Sebanyak 1.100 meteorit ini berasal dari pecahan yang terlempar dari permukaan Bulan dan Mars selama tumbukan asteroid sebelum mencapai Bumi setelah melakukan perjalanan melalui luar angkasa.

Dikutip dari CNN, Minggu (20/7/2025) tidak semua planet kemungkinan besar akan melontarkan pecahan-pecahannya ke Bumi saat terjadi tabrakan. Meskipun Venus lebih dekat dengan kita daripada Mars, tarikan gravitasinya yang lebih besar dan atmosfernya yang tebal dapat mencegah peluncuran puing-puing tumbukan.

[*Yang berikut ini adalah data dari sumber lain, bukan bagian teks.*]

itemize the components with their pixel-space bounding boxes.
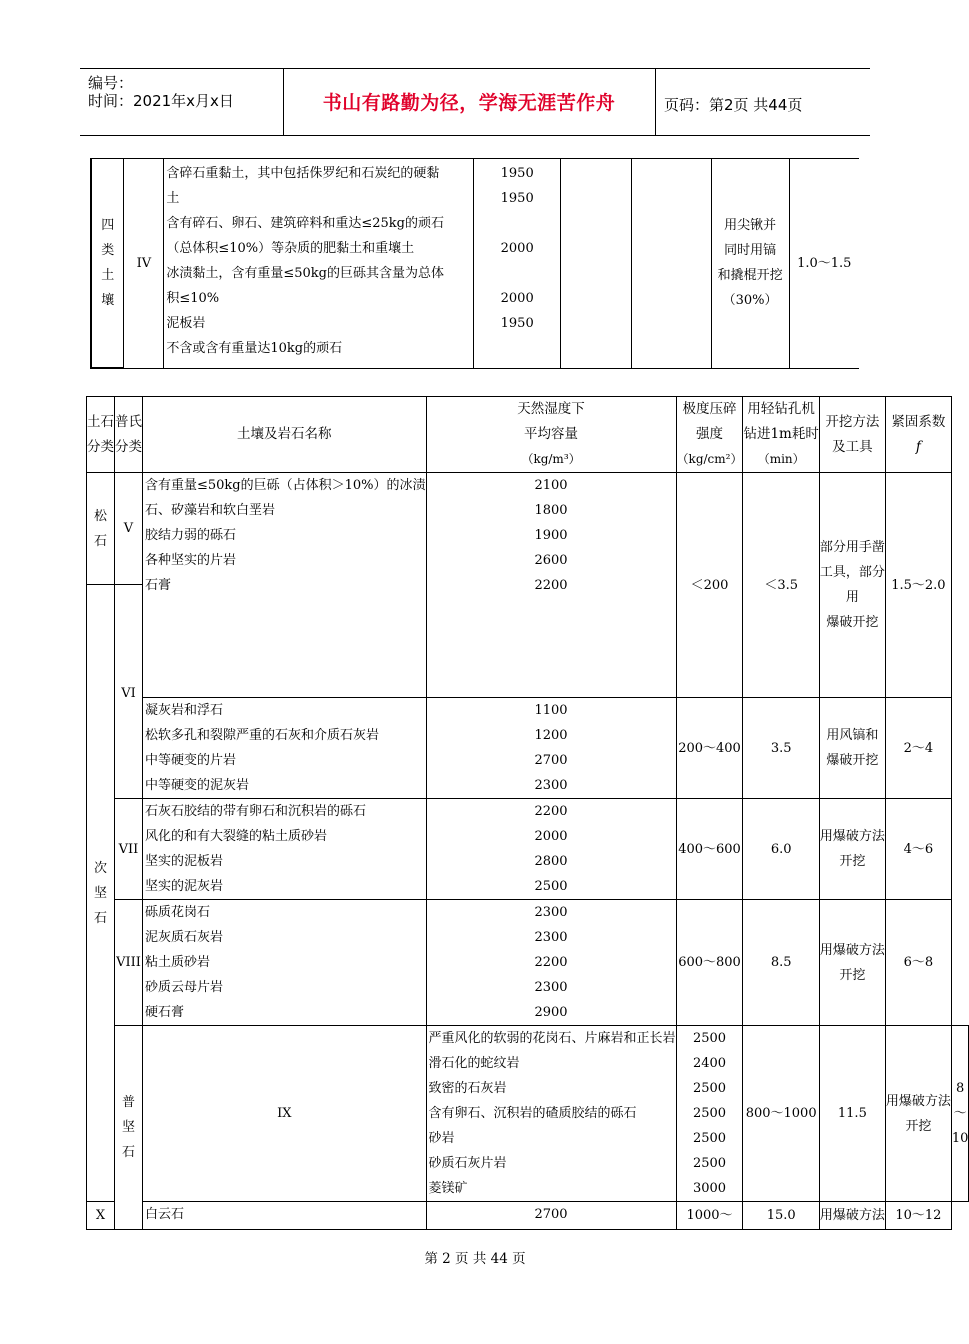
category-char: 壤 xyxy=(101,293,115,308)
soil-name: 土 xyxy=(166,191,180,206)
density-value: 2300 xyxy=(534,930,568,945)
coefficient-cell: 1.5～2.0 xyxy=(885,473,951,698)
category-char: 石 xyxy=(121,1145,135,1160)
header-text: 强度 xyxy=(696,426,723,442)
page-footer: 第 2 页 共 44 页 xyxy=(424,1251,526,1267)
table-row xyxy=(87,473,969,585)
density-cell xyxy=(426,900,676,1026)
method-cell xyxy=(819,698,885,799)
method-line: 同时用镐 xyxy=(724,243,777,259)
density-cell xyxy=(474,159,561,369)
coefficient-cell: 2～4 xyxy=(885,698,951,799)
rock-names-cell xyxy=(143,698,427,799)
density-value: 2300 xyxy=(534,980,568,995)
soil-name: 泥板岩 xyxy=(166,316,206,331)
density-value: 2200 xyxy=(534,955,568,970)
drill-time-cell: 15.0 xyxy=(743,1202,819,1230)
table-row xyxy=(87,698,969,799)
density-cell xyxy=(426,698,676,799)
method-cell xyxy=(819,1202,885,1230)
header-text: 用轻钻孔机 xyxy=(747,401,815,417)
method-line: 工具，部分 xyxy=(819,565,885,580)
coefficient-cell: 10～12 xyxy=(885,1202,951,1230)
header-rock-name: 土壤及岩石名称 xyxy=(143,397,427,473)
category-char: 石 xyxy=(93,910,107,926)
density-value: 2700 xyxy=(534,753,568,768)
rock-name: 砂岩 xyxy=(428,1131,455,1146)
rock-names-cell xyxy=(143,473,427,698)
rock-names-cell xyxy=(426,1026,676,1202)
method-line: 用爆破方法 xyxy=(819,942,885,958)
rock-name: 砂质云母片岩 xyxy=(145,980,224,995)
method-line: 用爆破方法 xyxy=(819,1208,885,1223)
soil-name: （总体积≤10%）等杂质的肥黏土和重壤土 xyxy=(166,241,415,256)
rock-name: 松软多孔和裂隙严重的石灰和介质石灰岩 xyxy=(145,728,380,743)
density-value: 1950 xyxy=(500,316,534,331)
density-value: 2300 xyxy=(534,778,568,793)
density-value: 2500 xyxy=(692,1031,727,1046)
soil-name: 含碎石重黏土，其中包括侏罗纪和石炭纪的硬黏 xyxy=(166,166,440,181)
rock-name: 石、矽藻岩和软白垩岩 xyxy=(145,503,276,518)
rock-name: 滑石化的蛇纹岩 xyxy=(428,1056,520,1071)
page-info: 页码：第2页 共44页 xyxy=(664,96,803,114)
density-value: 2300 xyxy=(534,905,568,920)
rock-name: 硬石膏 xyxy=(145,1005,185,1020)
density-value: 2500 xyxy=(692,1156,727,1171)
header-soil-category xyxy=(87,397,115,473)
coefficient-cell: 8～10 xyxy=(951,1026,969,1202)
density-value: 2700 xyxy=(534,1207,568,1222)
method-cell xyxy=(819,799,885,900)
rock-name: 凝灰岩和浮石 xyxy=(145,703,224,718)
rock-name: 石灰石胶结的带有卵石和沉积岩的砾石 xyxy=(145,804,367,819)
soil-names-cell xyxy=(164,159,474,369)
header-text: f xyxy=(915,438,921,455)
category-char: 石 xyxy=(93,533,107,549)
rock-name: 石膏 xyxy=(145,578,172,593)
rock-name: 中等硬变的片岩 xyxy=(145,753,237,768)
soil-name: 不含或含有重量达10kg的顽石 xyxy=(166,341,343,356)
header-coefficient xyxy=(885,397,951,473)
rock-name: 泥灰质石灰岩 xyxy=(145,930,224,945)
method-line: 部分用手凿 xyxy=(819,540,885,555)
table-row xyxy=(87,1026,969,1202)
method-line: 爆破开挖 xyxy=(826,615,879,630)
grade-cell: VIII xyxy=(115,900,143,1026)
grade-cell: IV xyxy=(124,159,164,369)
soil-name: 冰渍黏土，含有重量≤50kg的巨砾其含量为总体 xyxy=(166,266,444,281)
method-line: 爆破开挖 xyxy=(826,753,879,768)
rock-names-cell xyxy=(143,900,427,1026)
strength-cell xyxy=(561,159,632,369)
density-value: 2900 xyxy=(534,1005,568,1020)
header-motto: 书山有路勤为径，学海无涯苦作舟 xyxy=(322,92,616,114)
category-hard-rock xyxy=(115,1026,143,1230)
rock-name: 含有重量≤50kg的巨砾（占体积＞10%）的冰渍 xyxy=(145,478,426,493)
grade-cell: VI xyxy=(115,585,143,799)
header-text: （kg/m³） xyxy=(521,452,581,466)
density-value: 2100 xyxy=(534,478,568,493)
method-line: 开挖 xyxy=(905,1118,932,1134)
rock-name: 砾质花岗石 xyxy=(145,905,211,920)
rock-name: 胶结力弱的砾石 xyxy=(145,528,237,543)
density-cell xyxy=(676,1026,743,1202)
method-line: 用爆破方法 xyxy=(885,1093,951,1109)
header-bottom-rule xyxy=(80,135,870,136)
method-line: 和撬棍开挖 xyxy=(717,268,783,284)
coefficient-cell: 1.0～1.5 xyxy=(789,159,859,369)
density-value: 2200 xyxy=(534,578,568,593)
rock-names-cell xyxy=(143,799,427,900)
density-value: 2000 xyxy=(500,291,534,306)
header-text: 分类 xyxy=(87,438,114,455)
header-text: 开挖方法 xyxy=(825,413,880,430)
method-line: （30%） xyxy=(722,293,778,309)
rock-name: 白云石 xyxy=(145,1207,185,1222)
rock-name: 含有卵石、沉积岩的碴质胶结的砾石 xyxy=(428,1106,637,1121)
header-text: （kg/cm²） xyxy=(676,452,743,466)
header-method xyxy=(819,397,885,473)
header-text: 及工具 xyxy=(832,438,873,455)
density-value: 1800 xyxy=(534,503,568,518)
header-text: 天然湿度下 xyxy=(517,401,585,417)
strength-cell: 400～600 xyxy=(676,799,743,900)
header-text: 土石 xyxy=(87,413,114,430)
header-text: 平均容量 xyxy=(524,426,579,442)
header-text: （min） xyxy=(757,452,805,466)
method-line: 用 xyxy=(845,590,859,605)
density-value: 2500 xyxy=(692,1131,727,1146)
table-row xyxy=(87,900,969,1026)
rock-name: 砂质石灰片岩 xyxy=(428,1156,507,1171)
rock-classification-table xyxy=(86,396,969,1230)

Namun, beberapa astronom yakin bahwa Merkurius seharusnya mampu menghasilkan meteor.

“Berdasarkan jumlah meteorit Bulan dan Mars, kita seharusnya memiliki sekitar 10 meteorit Merkurius, menurut pemodelan dinamis,” kata Ben Rider-Stokes, peneliti pascadoktoral meteorit akondrit di universitas terbuka di Inggris dan penulis utama studi tentang meteorit Sahara, yang diterbitkan pada Juni lalu di jurnal Icarus.

“Namun, Merkurius jauh lebih dekat ke Matahari, jadi apa pun yang terlempar dari Merkurius juga harus melepaskan diri dari gravitasi Matahari untuk mencapai kita. Hal itu mungkin secara dinamis, hanya saja jauh lebih sulit. Belum ada yang berhasil mengidentifikasi meteorit dari Merkurius dengan yakin,” ujarnya, seraya menambahkan bahwa sejauh ini belum ada misi yang mampu membawa kembali sampel fisik dari planet tersebut.

Jika dua meteorit yang ditemukan pada 2023, Northwest Africa 15915 (NWA 15915) dan Ksar Ghilane 022 (KG 022), dipastikan berasal dari Merkurius, keduanya akan sangat memajukan pemahaman para ilmuwan tentang planet tersebut, menurut Rider-Stokes.

Namun, ia dan rekan penulisnya adalah yang pertama memperingatkan adanya beberapa inkonsistensi dalam mencocokkan batuan antariksa tersebut dengan apa yang diketahui para ilmuwan tentang Merkurius.

Yang paling penting adalah bahwa fragmen-fragmen tersebut tampaknya terbentuk sekitar 500 juta tahun lebih awal daripada permukaan Merkurius itu sendiri. Namun, menurut Rider-Stokes, temuan ini bisa jadi didasarkan pada perkiraan yang tidak akurat, sehingga penilaian konklusif menjadi mustahil.

“Sampai kita mengembalikan materi dari Merkurius atau mengunjungi permukaannya, akan sangat sulit untuk secara meyakinkan membuktikan, dan menyangkal, asal-usul Merkurius untuk sampel-sampel ini,” ujarnya.

Tetapi ada beberapa petunjuk komposisi yang menunjukkan meteorit itu mungkin memiliki hubungan dengan planet yang paling dekat dengan Matahari.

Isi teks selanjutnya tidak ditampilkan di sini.